Defense motion for DA disqualification denied in Antwan Odom case, but gag order lifted
Defense attorney Frank Housh’s motion for the disqualification of District Attorney Lawrence Friedman from the Antwan Odom assault case was denied, but the attorneys’ gag order was lifted today during oral arguments.
Housh is the defense attorney for Antwan Odom, the Batavia High School athlete charged with cutting Ray Leach with a knife during an alleged argument Aug. 4. Odom is accused of committing assault in the first degree, which carries a prison term of five to 25 years.
In May, Odom turned down Friedman’s offer to for him plead guilty to second-degree assault. The plea would be unconditional and expose Odom to a potential maximum sentence of seven years.
Housh did not feel there was enough of a guarantee from the court that Odom could be tried as a youthful offender and avoid a lengthy prison term, so his client declined the plea offer.
Friedman also filed an order to show cause (a little memorandum asking the judge to take action) in May requesting a gag order on both attorneys after Housh made statements to local reporters that Friedman considered a violation of professional conduct standards.
Friedman also filed an ethical grievance complaint with the state bar.
In response, Housh filed a motion to disqualify Friedman and assign a different prosecutor from an adjacent county to Odom's case. Housh said this motion was to protect his client from prejudice due to conflict of interest since, as he said he sees it, Friedman is prosecuting both him and his client.
Housh said that when Odom chose to not accept Friedman’s plea deal, both he and his client were attacked. He fears that Friedman’s assignment to this case may lower the public’s confidence in the justice system.
Housh said the grievance caused him to retain counsel and assume that every action he took for Odom would be used as evidence against him.
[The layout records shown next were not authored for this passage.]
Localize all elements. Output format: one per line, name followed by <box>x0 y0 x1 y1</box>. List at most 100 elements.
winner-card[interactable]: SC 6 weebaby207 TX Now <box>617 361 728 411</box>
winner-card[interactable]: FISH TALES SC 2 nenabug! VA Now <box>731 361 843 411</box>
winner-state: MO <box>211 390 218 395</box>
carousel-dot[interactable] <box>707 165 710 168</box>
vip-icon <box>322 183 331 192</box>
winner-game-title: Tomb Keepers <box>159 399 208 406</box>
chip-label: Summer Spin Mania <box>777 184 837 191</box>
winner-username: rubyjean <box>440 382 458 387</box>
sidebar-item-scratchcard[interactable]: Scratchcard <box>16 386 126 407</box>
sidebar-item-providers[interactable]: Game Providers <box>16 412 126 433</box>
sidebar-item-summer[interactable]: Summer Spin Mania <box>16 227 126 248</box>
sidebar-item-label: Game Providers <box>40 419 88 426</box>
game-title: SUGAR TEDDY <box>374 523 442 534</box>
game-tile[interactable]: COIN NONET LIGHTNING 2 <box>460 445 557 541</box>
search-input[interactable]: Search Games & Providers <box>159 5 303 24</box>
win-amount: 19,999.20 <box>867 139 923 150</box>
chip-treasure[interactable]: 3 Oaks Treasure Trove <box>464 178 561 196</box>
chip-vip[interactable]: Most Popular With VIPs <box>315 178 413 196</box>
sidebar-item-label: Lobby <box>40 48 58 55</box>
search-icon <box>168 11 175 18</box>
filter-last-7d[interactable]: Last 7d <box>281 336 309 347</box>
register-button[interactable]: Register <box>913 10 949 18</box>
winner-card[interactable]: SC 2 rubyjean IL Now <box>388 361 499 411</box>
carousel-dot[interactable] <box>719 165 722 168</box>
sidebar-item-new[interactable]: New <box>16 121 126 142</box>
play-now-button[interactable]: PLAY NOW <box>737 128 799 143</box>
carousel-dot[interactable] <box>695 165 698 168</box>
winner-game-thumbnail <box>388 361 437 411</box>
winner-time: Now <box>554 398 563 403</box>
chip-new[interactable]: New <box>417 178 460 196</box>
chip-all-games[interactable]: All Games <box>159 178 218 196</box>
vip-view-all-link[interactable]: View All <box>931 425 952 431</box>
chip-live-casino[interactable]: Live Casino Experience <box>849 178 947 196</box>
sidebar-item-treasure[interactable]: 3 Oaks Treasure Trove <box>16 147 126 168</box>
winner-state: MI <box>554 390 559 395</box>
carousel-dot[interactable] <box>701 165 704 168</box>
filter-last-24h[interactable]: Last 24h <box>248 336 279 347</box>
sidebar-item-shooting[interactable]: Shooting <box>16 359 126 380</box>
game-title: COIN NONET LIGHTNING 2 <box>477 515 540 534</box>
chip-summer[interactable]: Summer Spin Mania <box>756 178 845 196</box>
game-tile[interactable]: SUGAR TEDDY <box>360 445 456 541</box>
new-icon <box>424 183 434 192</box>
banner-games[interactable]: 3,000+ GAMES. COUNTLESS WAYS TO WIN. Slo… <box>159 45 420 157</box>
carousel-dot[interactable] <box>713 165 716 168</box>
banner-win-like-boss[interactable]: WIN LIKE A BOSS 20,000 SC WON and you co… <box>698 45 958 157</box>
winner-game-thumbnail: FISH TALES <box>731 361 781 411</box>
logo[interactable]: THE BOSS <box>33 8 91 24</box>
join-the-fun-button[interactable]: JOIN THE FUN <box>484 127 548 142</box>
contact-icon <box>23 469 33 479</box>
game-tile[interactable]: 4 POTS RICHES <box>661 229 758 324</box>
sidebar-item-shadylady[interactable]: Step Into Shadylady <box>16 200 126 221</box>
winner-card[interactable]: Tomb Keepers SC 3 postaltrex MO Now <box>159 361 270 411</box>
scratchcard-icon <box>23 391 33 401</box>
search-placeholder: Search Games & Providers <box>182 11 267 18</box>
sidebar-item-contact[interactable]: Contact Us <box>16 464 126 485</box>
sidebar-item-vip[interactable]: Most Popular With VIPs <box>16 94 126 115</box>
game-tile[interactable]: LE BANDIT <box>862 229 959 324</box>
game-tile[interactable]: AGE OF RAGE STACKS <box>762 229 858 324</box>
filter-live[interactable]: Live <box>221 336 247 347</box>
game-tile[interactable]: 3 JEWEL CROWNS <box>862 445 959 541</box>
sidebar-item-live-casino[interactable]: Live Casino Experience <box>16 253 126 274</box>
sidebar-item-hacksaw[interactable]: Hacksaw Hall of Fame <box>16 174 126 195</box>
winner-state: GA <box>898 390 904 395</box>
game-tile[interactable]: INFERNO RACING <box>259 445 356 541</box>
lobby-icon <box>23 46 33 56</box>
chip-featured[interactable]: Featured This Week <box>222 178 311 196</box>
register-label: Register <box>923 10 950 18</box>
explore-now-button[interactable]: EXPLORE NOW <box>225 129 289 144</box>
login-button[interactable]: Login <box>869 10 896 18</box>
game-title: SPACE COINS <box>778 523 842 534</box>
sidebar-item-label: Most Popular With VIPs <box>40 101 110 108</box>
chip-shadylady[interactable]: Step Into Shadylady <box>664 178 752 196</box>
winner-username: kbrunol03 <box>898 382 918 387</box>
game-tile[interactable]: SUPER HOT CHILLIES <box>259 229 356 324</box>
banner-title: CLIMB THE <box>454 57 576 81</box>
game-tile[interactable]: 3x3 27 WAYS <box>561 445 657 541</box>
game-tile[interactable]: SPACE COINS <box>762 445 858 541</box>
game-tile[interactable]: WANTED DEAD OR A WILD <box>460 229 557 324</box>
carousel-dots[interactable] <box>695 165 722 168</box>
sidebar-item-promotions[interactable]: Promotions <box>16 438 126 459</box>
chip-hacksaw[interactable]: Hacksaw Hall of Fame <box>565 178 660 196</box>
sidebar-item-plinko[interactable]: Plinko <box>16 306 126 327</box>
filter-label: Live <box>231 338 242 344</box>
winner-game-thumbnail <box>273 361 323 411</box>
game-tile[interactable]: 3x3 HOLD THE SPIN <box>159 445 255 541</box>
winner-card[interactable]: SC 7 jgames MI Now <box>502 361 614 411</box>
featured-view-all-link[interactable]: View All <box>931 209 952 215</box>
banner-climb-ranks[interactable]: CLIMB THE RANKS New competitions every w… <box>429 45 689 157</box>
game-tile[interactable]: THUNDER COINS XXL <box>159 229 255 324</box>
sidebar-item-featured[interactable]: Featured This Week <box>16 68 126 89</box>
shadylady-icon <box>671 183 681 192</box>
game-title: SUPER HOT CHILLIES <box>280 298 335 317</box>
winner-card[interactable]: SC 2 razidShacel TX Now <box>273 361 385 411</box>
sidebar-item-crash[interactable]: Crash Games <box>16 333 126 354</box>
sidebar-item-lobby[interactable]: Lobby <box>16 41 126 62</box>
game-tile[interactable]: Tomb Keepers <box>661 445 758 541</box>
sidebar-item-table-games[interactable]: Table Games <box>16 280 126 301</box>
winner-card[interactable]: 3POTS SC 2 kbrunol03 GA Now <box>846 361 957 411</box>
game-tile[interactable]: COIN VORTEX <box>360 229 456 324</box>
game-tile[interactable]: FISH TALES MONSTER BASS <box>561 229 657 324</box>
Housh said he now represents his client in an unusual manner, such as consulting his personal attorney before consulting with his own client.
Housh insisted he wants to represent Odom but fears he will have to withdraw from the case due to personal, professional and financial costs. He said that his client’s Sixth Amendment right to counsel cannot be upheld if he is protecting himself from legal action. Odom's family and friends nodded their heads in agreement as Housh spoke.
Friedman explicitly opposed the motion. He said there is no merit to Housh’s argument and described it as “nothing short of ludicrous.” He maintained that Housh violated the rules of professional conduct, so it is not logical for the court to remove Friedman as the prosecutor when he was trying to uphold fair trial rights.
Judge Charles Zambito rendered the decision that the district attorney did not demonstrate prejudice nor a conflict of interest and did not act in bad faith when he filed the grievance against Housh. So, the motion for disqualification of Friedman was denied.
In lifting the gag order, Zambito said that neither attorney opposed the gag order but that the local media did contact him to oppose the gag order based on First Amendment/free press grounds.
The Batavian filed a memo with the court objecting to the gag order, using material provided by the Reporters Committee on Freedom of the Press.
Zambito lifted the gag order on the attorneys today.
Judge Zambito reminded the attorneys of the rules of professional conduct regarding extrajudicial statements to the media.
Friedman asked for a deadline for Housh to notify the court of his decision to continue to represent Odom. Zambito did not set a deadline because he trusts Housh will alert the court of any changes as soon as possible.
“With me or somebody else, my client is going to try his case," Housh said outside of court. "We believe strongly that the jury is going to see that this is a clear case of justification. My client was not the first aggressor.
“I think the judge is confident the lawyers understood their obligations. I don’t think I did anything wrong by explaining to the press what my motion was. The judge just wants the case to proceed to trial, and that’s what we’re going to do,” Housh added.
Odom’s trial is slated to begin Aug. 5 in Genesee County Court.